2. Human-on-the-Loop Weapons: Robots are able to select their targets and strike under human oversight (who can circumvent the robots’ decisions).
3. Human-out-of-the-Loop Weapons: Robots that are fully autonomous and are able to select targets and deliver force without any human involvement.
Drones like the Predator and Reaper are only the first generation of more robust robotic weaponry, weapons that will literally be enabled to kill independent of human decision-making (United States. Cong.10). What is coming and what should be discussed are Human-on-the-Loop Weapons and to a greater extent Human-out-of-the-Loop weapons.
The US Department of Defense expects that eventually “…unmanned systems seamlessly operating with manned systems while gradually reducing the degree of human control and decision making required for the unmanned portion of the force structure."
The US Airforce has said “increasingly humans will no longer be ‘in the loop’ but rather ‘on the loop’—monitoring the execution of certain decisions.

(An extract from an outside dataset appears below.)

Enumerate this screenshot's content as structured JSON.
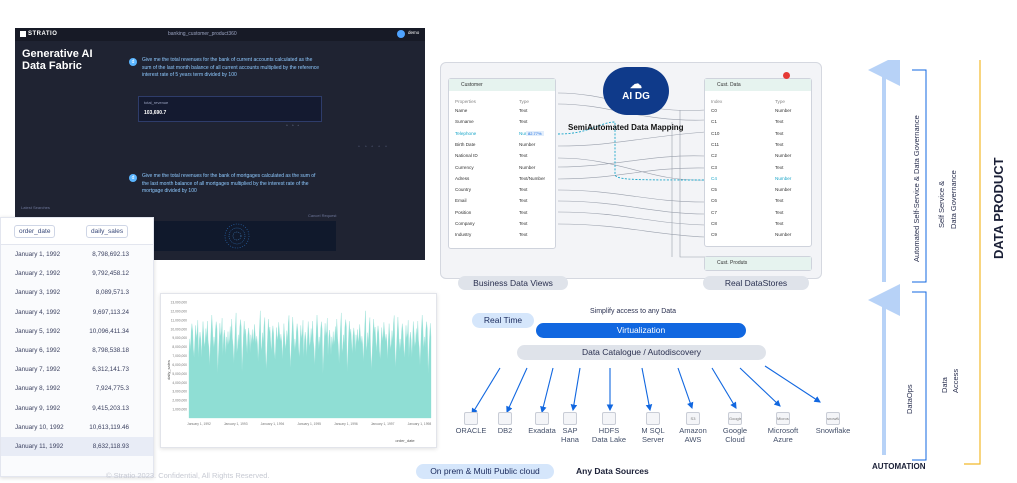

Simultaneously, advances in AI will enable systems to make combat decisions and act within legal and policy constraints without necessarily requiring human input."
A 2004 US Navy report on underwater vehicles stated, “While admittedly futuristic in vision, one can conceive of scenarios where UUVs sense, track, identify, target, and destroy an enemy—all autonomously” (Docherty).
Enabling a robot to decide via computer programming whether or not to use deadly force on a human opens up a whole new discussion of dirty hands. It potentially eliminates the very act of a political and military leader struggling with moral decisions because those decisions will be abdicated to LARS. In a sense, a robot becomes the ethicists and the strategist. If the robot deems a dirty hands decision to be “right,” then why should a human think any differently?